Yeah what happens when we remove all financial incentive to fund groundbreaking science?

It’s the same problem with pharmaceuticals and generics. It’s great when the price of drugs is low, but without perverse financial incentives no company is going to burn billions of dollars in a risky search for new medicines.


In this case, these cures (llms) are medicines in search for a disease to cure. I got Ai shoved everywhere, where I just want it to aid in my coding. Literally, that's it. They're also good at summarizing emails and similar things, but I know nobody who does that. I wouldn't trust an Ai reading and possibly hallucinate emails


Then we just have to fund research by giving grants to universities and research teams. Oh wait a sec: That's already what pretty much every government in the world is doing anyway!

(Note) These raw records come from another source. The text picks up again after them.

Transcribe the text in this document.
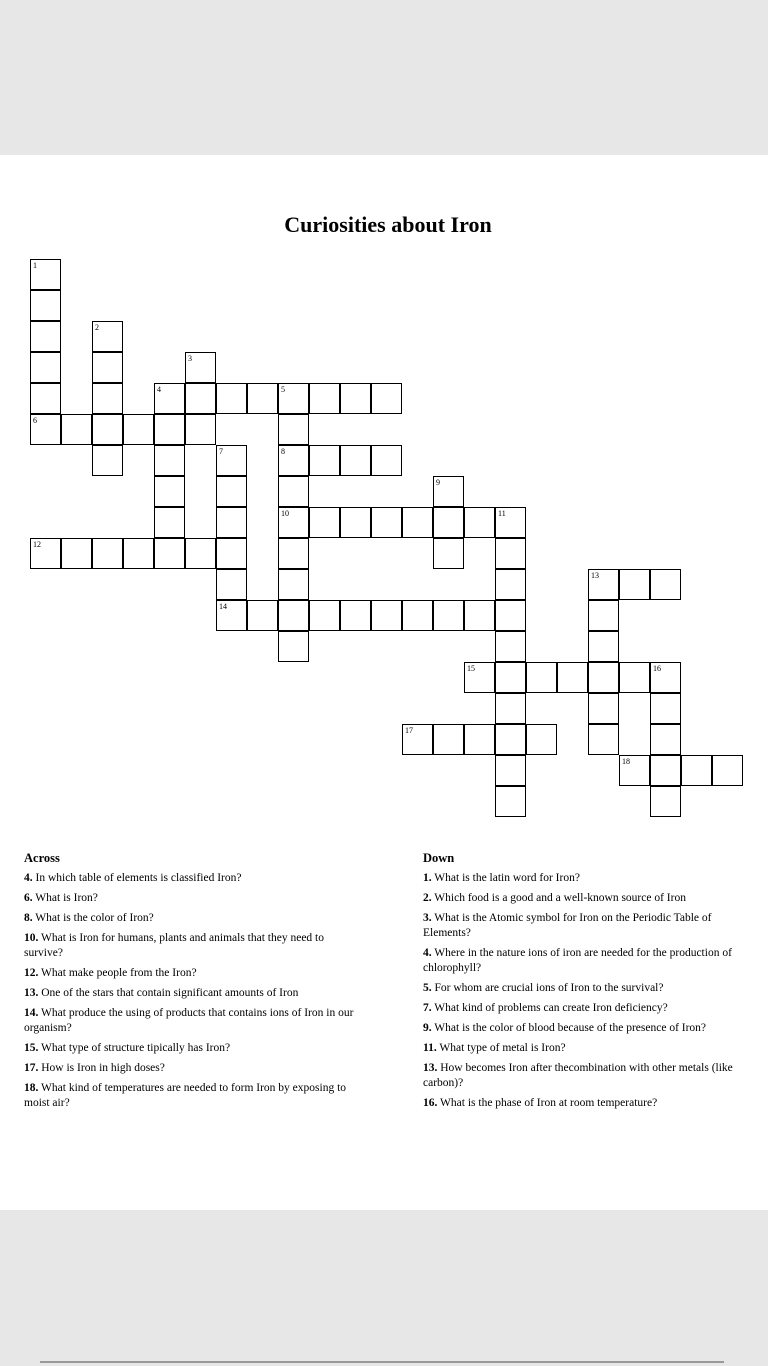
Curiosities about Iron
1
2
3
4	5
6
7	8
9
10	11
12
13
14
15	16
17
18
Across
4. In which table of elements is classified Iron?
6. What is Iron?
8. What is the color of Iron?
10. What is Iron for humans, plants and animals that they need to survive?
12. What make people from the Iron?
13. One of the stars that contain significant amounts of Iron
14. What produce the using of products that contains ions of Iron in our organism?
15. What type of structure tipically has Iron?
17. How is Iron in high doses?
18. What kind of temperatures are needed to form Iron by exposing to moist air?
Down
1. What is the latin word for Iron?
2. Which food is a good and a well-known source of Iron
3. What is the Atomic symbol for Iron on the Periodic Table of Elements?
4. Where in the nature ions of iron are needed for the production of chlorophyll?
5. For whom are crucial ions of Iron to the survival?
7. What kind of problems can create Iron deficiency?
9. What is the color of blood because of the presence of Iron?
11. What type of metal is Iron?
13. How becomes Iron after thecombination with other metals (like carbon)?
16. What is the phase of Iron at room temperature?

Of course. How else would Americans justify their superiority (and therefore valuations) if a load of foreigners for Christ's sake could just out innovate them?

They had to be cheating.


Please don't take HN threads into nationalistic flamewar. It's not what this site is for, and destroys what it is for.

https://news.ycombinator.com/newsguidelines.html

p.s. yes, that goes both ways - that is, if people are slamming a different country from an opposite direction, we say the same thing (provided we see the post in the first place)


I see where you’re coming from but that comment didn’t strike me as particularly inflammatory.


I'm likely more sensitive to the fire potential on account of being conditioned by the job.

Part of it is the form of the comment, btw - that one was entirely a sequence of indignation tropes.